NEARLY US$2 billion is exposed to potential banking sector risks as the Deposit Protection Corporation (DPC) is yet to extend cover to foreign currency account (FCA) deposits.
As at 31 December 2020, gross FCA deposits were US$1.6 billion or ZW$130.9 billion at the official interbank rate of ZW$81.79/US$1 and accounted for 55.1% of the combined gross ZW$ and converted FCA deposits of ZW$237.7 billion in the banking sector.
According to the Reserve Bank of Zimbabwe (RBZ), the DPC is still in the process of negotiating with stakeholders for the protection of FCA accounts, a situation that could deter some potential depositors from channelling their foreign currency savings into the formal banking system due to low confidence.
The country’s banking sector has suffered confidence issues with local depositors following a myriad of events, key among them the banking sector crisis of 2004 that saw several local banks placed under curatorship.
Additionally, during the hyperinflationary period of 2008-2009, depositors could not access their funds from banks while savings and pension values were lost as the economy adopted a multi-currency system.
Deposit protection is a scheme established by the government to protect depositors against the loss of their money placed with banks in the event of bank failure.
“The DPC is liaising with stakeholders for protection of FCA deposits which have remained uncovered by the Deposit Protection Scheme (DPS) since January 2019. “Extension of deposit protection to FCA Deposits, which is under consideration is expected to help to boost depositor confidence and promote overall financial stability,” the RBZ in the Financial Stability Report 2020 released last week said.

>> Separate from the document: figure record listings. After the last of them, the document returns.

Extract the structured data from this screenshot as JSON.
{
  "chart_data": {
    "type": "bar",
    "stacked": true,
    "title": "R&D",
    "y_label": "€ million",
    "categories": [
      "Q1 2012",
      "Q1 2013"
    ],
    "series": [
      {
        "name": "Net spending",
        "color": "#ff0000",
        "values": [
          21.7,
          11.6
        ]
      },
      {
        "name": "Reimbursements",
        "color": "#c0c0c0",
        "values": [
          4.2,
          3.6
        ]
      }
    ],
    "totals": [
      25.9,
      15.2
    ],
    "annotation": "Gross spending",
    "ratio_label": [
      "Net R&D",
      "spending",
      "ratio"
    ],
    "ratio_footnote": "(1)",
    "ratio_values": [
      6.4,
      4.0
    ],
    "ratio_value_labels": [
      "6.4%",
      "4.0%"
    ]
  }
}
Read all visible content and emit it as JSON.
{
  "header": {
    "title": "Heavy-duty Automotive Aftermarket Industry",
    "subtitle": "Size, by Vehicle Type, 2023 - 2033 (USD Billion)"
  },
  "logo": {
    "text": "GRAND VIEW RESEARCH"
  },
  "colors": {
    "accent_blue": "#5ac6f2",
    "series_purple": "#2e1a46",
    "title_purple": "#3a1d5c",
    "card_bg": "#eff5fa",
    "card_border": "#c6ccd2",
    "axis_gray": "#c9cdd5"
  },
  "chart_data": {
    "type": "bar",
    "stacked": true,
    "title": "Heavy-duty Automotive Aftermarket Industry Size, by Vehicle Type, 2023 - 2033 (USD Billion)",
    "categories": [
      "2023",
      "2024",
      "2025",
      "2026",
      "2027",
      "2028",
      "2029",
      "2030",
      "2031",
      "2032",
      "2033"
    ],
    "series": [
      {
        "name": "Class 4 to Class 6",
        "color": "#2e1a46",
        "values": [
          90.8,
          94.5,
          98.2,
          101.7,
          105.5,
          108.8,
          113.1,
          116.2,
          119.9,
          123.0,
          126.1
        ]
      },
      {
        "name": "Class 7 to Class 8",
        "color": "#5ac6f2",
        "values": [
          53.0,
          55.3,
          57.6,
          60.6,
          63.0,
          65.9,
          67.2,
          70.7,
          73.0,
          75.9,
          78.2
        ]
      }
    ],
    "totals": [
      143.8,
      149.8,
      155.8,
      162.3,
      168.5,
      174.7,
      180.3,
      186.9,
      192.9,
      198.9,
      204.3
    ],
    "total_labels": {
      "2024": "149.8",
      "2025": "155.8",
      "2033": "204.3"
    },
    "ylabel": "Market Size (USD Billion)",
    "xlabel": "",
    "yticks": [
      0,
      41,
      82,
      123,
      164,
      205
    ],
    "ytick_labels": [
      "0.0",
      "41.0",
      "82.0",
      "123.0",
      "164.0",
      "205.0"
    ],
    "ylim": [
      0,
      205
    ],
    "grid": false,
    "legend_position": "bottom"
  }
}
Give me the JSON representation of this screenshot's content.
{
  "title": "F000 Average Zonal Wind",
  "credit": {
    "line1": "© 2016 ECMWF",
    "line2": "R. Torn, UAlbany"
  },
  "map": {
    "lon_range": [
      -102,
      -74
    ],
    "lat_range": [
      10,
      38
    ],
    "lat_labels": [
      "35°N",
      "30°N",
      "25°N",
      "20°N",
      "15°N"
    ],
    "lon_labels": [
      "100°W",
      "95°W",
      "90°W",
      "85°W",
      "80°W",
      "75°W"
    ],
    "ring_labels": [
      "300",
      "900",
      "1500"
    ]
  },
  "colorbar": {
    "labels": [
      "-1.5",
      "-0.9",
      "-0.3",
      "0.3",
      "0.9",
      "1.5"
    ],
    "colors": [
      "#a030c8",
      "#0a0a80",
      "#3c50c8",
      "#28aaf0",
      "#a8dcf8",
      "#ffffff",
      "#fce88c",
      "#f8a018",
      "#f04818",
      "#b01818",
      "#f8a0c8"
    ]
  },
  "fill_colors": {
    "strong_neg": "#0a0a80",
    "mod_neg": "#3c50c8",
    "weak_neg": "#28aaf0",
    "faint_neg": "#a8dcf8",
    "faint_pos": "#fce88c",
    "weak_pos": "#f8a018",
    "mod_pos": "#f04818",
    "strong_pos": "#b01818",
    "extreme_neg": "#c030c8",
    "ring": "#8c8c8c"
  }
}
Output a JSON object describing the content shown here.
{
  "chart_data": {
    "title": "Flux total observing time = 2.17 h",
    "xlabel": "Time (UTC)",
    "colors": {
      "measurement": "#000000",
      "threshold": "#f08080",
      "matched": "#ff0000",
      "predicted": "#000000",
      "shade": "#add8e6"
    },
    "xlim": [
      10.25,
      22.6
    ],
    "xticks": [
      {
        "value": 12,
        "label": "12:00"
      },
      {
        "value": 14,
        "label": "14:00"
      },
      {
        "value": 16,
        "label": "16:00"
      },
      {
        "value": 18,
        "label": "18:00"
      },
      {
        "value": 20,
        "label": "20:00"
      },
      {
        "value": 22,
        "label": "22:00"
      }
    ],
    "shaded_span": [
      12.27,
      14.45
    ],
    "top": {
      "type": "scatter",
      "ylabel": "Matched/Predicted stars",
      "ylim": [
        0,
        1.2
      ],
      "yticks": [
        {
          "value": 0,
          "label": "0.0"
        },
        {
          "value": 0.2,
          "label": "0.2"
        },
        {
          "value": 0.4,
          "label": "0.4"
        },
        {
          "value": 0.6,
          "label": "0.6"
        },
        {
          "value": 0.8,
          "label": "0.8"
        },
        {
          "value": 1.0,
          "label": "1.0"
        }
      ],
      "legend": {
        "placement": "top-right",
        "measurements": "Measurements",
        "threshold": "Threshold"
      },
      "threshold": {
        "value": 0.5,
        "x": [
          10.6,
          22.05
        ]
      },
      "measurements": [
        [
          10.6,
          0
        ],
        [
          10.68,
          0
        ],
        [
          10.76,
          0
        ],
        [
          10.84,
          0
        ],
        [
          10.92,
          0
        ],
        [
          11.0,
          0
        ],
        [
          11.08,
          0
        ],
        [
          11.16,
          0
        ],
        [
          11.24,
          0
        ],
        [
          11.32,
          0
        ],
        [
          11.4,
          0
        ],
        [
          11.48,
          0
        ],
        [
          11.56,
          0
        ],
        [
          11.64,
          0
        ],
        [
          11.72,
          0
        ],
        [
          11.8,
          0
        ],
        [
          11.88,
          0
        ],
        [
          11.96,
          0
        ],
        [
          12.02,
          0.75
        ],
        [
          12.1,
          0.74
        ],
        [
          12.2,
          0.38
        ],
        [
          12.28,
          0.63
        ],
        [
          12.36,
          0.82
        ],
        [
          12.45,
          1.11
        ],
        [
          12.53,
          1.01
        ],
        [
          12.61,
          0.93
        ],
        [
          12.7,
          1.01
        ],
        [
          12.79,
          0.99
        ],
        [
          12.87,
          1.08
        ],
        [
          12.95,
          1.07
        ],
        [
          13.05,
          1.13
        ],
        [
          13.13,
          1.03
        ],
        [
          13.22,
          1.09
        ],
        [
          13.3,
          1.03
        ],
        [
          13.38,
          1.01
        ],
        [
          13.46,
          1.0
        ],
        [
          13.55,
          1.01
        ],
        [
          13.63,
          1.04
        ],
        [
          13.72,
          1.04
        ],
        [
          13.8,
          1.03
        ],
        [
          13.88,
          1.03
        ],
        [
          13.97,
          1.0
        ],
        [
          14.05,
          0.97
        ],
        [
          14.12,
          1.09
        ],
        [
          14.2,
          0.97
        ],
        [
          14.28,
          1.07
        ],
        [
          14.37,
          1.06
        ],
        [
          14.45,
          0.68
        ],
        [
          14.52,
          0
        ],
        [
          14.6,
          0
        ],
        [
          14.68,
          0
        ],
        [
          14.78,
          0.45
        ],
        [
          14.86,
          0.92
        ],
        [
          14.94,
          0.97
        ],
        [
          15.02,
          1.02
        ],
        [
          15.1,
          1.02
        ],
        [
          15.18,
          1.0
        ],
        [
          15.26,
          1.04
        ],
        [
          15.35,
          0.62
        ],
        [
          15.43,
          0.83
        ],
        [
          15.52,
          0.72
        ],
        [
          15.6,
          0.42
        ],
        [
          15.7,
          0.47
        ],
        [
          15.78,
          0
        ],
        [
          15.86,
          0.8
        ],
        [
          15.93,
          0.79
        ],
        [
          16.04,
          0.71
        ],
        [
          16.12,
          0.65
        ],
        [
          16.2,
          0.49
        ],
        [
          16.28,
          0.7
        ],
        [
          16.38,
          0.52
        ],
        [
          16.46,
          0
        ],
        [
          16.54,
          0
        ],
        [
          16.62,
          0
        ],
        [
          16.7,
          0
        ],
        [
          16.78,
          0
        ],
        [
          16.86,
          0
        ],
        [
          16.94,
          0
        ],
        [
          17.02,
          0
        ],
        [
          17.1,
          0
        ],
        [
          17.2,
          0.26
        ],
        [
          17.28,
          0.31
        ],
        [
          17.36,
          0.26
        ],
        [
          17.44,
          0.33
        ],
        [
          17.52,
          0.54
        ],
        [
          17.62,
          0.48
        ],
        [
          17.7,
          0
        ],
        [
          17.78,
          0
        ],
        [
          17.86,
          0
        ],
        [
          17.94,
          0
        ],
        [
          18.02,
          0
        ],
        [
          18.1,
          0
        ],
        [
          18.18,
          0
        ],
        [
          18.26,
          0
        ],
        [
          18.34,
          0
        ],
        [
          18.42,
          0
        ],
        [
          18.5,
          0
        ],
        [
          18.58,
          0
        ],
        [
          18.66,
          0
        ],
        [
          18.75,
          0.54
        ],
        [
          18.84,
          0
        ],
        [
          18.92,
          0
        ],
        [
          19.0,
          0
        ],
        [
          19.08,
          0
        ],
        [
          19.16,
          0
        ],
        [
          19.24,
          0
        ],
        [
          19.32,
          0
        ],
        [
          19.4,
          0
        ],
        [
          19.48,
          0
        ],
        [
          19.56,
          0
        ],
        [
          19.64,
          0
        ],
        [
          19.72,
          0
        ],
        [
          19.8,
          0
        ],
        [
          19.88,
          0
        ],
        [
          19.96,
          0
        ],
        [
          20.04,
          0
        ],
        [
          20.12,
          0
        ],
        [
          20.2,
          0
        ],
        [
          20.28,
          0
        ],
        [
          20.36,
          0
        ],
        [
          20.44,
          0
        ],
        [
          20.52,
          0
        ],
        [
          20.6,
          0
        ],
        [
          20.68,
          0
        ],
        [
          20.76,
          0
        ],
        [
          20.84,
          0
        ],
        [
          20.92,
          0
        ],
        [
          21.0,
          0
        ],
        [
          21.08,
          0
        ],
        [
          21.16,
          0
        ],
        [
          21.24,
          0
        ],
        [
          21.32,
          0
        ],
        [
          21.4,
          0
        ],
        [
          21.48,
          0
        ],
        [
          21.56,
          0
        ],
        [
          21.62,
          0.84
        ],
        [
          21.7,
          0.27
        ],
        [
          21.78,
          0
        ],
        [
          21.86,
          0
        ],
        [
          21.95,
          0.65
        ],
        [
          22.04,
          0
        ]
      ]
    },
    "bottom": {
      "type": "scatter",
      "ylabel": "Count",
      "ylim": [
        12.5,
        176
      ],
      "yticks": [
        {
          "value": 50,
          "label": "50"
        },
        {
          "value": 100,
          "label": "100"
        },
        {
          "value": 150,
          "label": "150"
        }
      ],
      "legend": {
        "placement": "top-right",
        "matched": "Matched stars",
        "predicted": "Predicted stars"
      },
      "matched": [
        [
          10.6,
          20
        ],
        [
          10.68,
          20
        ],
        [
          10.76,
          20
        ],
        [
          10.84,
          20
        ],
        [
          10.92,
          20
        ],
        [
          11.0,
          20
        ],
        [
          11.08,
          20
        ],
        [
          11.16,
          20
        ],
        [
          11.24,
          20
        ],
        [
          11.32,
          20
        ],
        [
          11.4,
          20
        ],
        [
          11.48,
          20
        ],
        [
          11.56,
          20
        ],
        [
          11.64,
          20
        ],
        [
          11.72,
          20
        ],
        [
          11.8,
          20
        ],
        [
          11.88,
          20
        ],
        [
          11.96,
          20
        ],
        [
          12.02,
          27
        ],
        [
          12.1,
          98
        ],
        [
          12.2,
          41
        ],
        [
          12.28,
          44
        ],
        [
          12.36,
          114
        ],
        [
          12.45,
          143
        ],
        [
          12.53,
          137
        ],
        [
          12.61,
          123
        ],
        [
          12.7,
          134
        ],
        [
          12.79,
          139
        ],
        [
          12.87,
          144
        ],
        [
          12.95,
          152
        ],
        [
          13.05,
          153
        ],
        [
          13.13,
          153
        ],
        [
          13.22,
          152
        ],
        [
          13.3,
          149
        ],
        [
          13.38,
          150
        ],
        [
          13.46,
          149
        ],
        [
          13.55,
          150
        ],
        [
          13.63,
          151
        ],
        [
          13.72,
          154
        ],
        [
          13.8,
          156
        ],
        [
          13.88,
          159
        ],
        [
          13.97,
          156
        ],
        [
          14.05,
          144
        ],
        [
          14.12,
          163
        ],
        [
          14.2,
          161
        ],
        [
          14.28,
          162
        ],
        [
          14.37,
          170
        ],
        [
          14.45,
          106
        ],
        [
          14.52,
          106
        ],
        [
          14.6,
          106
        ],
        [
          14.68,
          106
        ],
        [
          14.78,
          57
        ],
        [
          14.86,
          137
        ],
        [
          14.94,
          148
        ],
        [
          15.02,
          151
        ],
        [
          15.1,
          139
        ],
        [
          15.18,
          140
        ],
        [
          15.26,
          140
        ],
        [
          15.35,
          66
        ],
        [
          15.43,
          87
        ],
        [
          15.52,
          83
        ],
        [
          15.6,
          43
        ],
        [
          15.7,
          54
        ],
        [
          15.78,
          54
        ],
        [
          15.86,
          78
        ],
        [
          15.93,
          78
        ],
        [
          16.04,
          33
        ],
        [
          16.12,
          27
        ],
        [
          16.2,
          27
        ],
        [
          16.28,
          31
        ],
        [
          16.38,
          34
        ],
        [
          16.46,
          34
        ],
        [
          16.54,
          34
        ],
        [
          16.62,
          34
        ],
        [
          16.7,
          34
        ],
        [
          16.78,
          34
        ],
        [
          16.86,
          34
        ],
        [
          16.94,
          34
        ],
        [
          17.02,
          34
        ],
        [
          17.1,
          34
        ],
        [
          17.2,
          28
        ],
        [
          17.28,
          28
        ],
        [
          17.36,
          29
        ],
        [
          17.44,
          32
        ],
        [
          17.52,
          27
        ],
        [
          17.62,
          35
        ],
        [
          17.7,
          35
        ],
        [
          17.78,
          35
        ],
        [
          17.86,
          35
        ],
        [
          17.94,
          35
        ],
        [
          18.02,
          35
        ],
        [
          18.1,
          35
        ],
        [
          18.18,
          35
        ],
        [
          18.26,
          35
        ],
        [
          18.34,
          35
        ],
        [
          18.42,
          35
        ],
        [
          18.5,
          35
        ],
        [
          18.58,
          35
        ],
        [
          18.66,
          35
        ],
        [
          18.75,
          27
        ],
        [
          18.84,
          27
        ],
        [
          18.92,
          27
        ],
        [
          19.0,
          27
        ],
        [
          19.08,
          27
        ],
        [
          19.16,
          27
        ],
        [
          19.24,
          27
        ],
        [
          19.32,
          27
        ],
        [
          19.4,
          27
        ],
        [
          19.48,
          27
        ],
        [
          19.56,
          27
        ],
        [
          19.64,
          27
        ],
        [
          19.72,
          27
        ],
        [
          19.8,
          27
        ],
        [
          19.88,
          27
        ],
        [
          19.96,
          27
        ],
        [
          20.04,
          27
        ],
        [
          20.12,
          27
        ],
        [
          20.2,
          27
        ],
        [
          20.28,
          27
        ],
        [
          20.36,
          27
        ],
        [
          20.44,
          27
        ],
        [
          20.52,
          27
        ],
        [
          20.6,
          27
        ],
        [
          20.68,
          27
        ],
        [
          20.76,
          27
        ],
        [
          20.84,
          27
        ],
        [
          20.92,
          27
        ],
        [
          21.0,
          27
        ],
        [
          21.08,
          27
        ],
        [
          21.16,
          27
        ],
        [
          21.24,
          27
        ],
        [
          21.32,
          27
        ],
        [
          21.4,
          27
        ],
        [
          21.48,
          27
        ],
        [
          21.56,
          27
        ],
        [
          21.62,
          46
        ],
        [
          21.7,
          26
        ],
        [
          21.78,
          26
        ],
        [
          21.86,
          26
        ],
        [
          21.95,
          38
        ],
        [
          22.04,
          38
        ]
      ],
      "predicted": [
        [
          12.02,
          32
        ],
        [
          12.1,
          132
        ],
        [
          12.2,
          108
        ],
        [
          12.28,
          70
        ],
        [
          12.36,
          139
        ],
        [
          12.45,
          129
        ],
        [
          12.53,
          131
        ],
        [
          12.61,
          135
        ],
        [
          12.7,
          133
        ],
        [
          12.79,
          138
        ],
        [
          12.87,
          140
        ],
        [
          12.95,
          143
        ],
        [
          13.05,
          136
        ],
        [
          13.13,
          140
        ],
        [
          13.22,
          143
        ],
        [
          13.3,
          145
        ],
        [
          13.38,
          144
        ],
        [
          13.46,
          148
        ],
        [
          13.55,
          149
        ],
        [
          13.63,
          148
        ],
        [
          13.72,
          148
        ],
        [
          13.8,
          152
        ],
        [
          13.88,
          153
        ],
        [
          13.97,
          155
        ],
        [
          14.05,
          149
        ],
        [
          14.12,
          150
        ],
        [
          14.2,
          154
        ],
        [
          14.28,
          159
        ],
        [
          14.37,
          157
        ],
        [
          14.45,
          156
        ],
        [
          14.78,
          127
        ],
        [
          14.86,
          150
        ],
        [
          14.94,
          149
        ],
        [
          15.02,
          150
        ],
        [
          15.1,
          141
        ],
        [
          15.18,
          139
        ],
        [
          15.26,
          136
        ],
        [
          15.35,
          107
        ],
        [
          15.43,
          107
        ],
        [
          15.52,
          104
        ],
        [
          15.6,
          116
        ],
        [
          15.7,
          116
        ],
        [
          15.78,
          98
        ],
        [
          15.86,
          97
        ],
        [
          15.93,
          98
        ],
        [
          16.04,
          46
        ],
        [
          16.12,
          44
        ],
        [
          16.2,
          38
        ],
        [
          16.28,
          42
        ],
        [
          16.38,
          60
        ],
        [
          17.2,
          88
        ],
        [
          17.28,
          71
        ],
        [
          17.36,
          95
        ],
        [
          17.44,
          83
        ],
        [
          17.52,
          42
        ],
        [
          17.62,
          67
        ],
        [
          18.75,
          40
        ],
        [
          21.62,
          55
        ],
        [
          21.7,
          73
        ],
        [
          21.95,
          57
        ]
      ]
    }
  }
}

According to the central bank, effective deposit protection is an important facet of any financial system safety net, promoting public confidence in the sector, as well as stability of the financial systems. As at 31 December 2020, 95.5% of the banking sector’s depositor accounts were fully covered at the level of ZW$10 000 per depositor per bank.
This, the RBZ said, is in line with the public policy objectives of ensuring that at least 90% of the depositors are fully covered.
The adequacy of the DPC Fund however remains of paramount importance in enhancing the corporation’s operational readiness to pay depositors in the event of bank failure. At ZW$134.9 million as of 31 December 2020, the DPC Fund was inadequate to cover an exposure of ZW$166.9 million to the eight contributory institutions, including mostly financial institutions on the watch list.
The DPC gets its funding from quarterly premium levies collected from member institutions and with effect from 1 January 2021, the Corporation reviewed upwards the premium rate from 0.2% to 0.3% per annum, as one of the strategies to close the funding gap.
However, the fund is also exposed to funding and investment risk due to economic volatility. “Premiums collected by the Corporation are mainly invested on the money market in local currency instruments.
Depreciation of the Zimbabwean dollar against the United States Dollar and the high inflation environment have the potential of diminishing the value of the Deposit Protection Fund,” RBZ said.